Andrew Tompkins, a nuclear engineer at the IAEA, said in the statement: "Low activity sources pose the larger challenge because they exist in large quantities around the world and in different forms and variations."
In most developing countries, sealed radioactive sources are stored temporarily. Some developed countries have disposal facilities close to the surface, the IAEA said. Both of these pose a security risk if they are not sufficiently protected, it said, adding that the new disposal method represents a "long-term solution to this problem that will ultimately help protect people and the environment".
Before disposal, all sources are treated and repackaged through a process called conditioning. The typical amount generated by a developing country each year takes up less than a cubic metre, the IAEA said.
Once the borehole is in place, the conditioned sources will be loaded into a specially-designed canister, or disposal package, which is then sealed. The sealed canister will then be placed inside the transfer cask and moved over - and eventually into - the borehole. Janos Balla, a waste technology engineer at the IAEA, added that the technology is "simple, affordable and can be deployed worldwide".
An "important driver" behind the development of the new method is increasing nuclear security, the IAEA said.
"Given that disused sources remain radioactive, we want to limit the probability of these being reached and used for terrorist activities," said Gert Liebenberg, a nuclear security officer at the IAEA. "Once in the borehole, they are no longer easily accessible to anyone."
The original borehole idea was developed by the South African Nuclear Energy Corporation, and subsequently adapted by the IAEA to incorporate the disposal of sources with higher levels of radioactivity.
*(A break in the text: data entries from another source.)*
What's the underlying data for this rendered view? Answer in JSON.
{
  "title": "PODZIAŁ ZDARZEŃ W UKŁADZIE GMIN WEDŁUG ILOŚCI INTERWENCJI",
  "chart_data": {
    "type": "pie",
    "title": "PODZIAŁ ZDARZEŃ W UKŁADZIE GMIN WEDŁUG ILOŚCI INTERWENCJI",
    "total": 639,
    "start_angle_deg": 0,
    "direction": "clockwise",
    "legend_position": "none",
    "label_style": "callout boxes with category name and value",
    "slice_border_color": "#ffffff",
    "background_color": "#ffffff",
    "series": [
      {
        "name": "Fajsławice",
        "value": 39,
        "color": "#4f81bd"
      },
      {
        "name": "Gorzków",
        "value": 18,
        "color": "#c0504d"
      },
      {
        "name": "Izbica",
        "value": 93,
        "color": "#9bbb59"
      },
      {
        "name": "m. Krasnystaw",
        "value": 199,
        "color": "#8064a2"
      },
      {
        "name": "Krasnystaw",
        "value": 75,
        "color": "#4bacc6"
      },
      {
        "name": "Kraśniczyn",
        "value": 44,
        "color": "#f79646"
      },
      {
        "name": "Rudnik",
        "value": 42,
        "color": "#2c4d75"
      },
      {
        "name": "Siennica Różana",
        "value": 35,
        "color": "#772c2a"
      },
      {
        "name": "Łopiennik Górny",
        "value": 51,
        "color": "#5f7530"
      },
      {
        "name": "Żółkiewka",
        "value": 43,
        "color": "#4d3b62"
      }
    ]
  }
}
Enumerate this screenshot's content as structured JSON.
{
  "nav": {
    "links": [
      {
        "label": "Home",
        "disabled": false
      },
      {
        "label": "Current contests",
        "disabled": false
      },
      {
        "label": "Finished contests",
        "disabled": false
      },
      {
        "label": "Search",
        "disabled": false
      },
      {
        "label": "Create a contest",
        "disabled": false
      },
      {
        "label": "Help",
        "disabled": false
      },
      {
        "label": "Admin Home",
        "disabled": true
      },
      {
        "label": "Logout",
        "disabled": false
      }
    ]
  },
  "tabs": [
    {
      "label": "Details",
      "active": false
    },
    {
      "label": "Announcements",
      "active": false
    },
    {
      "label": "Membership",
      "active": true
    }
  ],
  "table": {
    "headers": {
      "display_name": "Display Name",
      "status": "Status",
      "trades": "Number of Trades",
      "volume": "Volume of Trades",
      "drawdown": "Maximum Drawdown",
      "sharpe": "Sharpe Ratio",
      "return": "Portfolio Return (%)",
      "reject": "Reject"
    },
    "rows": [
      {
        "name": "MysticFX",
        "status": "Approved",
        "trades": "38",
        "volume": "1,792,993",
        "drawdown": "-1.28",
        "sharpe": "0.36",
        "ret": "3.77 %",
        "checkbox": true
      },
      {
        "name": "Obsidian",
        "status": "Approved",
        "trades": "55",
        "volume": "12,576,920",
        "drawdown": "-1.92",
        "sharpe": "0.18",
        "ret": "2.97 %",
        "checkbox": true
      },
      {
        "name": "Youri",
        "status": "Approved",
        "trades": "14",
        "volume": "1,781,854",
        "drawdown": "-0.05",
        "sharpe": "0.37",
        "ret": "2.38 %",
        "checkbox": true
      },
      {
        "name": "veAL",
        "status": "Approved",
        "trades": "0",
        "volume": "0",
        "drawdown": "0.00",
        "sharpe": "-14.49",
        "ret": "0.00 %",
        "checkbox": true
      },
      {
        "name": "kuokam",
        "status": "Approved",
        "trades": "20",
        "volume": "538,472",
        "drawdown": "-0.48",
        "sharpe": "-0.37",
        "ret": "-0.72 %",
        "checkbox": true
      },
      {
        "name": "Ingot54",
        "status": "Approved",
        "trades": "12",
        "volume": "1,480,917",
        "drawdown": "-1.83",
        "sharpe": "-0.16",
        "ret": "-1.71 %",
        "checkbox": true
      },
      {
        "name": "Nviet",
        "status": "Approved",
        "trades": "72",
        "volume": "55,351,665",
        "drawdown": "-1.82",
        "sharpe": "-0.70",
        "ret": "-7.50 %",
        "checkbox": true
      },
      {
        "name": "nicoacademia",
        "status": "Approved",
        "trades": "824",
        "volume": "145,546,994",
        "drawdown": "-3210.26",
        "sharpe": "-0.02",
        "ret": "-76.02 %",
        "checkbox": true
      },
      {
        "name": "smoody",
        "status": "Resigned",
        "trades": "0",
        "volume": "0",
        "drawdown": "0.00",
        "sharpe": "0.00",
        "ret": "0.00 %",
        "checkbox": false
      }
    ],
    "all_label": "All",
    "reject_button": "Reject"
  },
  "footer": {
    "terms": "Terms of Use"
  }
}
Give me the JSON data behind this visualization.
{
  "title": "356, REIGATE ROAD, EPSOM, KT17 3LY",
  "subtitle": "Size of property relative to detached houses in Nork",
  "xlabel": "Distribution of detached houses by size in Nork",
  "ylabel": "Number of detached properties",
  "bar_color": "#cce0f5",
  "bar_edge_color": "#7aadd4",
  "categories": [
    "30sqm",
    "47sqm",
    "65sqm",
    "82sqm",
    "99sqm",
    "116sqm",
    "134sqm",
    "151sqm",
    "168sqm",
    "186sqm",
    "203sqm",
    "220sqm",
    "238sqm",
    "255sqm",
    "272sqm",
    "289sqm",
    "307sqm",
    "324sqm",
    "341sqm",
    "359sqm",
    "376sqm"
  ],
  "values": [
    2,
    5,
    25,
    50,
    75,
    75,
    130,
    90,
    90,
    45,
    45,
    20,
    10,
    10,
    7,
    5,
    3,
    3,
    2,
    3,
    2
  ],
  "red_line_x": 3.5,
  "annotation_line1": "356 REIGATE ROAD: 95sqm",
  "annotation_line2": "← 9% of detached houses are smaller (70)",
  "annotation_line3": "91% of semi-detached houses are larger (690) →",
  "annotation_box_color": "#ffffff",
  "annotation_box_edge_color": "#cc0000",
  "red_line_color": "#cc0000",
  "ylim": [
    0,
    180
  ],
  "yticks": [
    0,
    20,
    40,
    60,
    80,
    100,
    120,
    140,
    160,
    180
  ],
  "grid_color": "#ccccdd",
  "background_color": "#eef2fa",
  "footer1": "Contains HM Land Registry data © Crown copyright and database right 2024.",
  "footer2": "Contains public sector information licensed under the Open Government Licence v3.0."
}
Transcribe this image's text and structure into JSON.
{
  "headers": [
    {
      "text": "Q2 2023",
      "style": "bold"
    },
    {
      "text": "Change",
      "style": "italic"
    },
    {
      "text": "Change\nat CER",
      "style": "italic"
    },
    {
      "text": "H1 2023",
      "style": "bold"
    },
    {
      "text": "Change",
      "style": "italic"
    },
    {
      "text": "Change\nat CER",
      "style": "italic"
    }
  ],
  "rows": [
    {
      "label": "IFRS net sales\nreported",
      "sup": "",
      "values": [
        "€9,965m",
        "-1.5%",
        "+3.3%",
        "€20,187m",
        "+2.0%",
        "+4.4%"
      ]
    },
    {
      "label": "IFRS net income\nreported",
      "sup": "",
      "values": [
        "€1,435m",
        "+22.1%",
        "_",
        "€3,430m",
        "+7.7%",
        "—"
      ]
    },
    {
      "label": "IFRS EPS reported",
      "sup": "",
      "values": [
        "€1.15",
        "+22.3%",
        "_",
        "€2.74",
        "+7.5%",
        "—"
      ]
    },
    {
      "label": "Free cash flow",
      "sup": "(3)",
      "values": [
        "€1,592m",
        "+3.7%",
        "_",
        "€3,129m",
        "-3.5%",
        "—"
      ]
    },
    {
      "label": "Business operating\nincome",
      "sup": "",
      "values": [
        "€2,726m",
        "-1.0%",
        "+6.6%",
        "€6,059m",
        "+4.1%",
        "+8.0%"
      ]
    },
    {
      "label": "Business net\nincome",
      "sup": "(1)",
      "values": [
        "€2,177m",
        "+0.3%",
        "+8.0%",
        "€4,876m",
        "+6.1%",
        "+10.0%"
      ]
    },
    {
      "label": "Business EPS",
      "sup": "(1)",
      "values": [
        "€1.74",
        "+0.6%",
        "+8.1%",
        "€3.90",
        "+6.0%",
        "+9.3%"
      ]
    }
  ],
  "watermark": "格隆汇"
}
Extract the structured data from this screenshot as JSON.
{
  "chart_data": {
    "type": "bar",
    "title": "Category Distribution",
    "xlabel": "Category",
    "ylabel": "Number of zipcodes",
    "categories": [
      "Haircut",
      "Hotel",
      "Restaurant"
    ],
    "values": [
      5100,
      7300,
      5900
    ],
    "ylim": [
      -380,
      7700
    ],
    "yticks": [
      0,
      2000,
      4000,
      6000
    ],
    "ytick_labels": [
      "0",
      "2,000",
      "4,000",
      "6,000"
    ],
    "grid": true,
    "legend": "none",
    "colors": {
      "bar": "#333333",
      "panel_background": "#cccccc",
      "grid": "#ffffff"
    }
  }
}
Today, borehole technical preparations and safety assessments are taking place in several countries, including Malaysia and the Philippines, so that the method can be implemented in the coming years.
Last week, the US Department of Energy announced it had selected a team led by Battelle Memorial Institute to drill a 16,000 feet (4880 metre) test borehole into a crystalline basement rock formation in North Dakota as part of studies into the feasibility of using boreholes for nuclear waste disposal.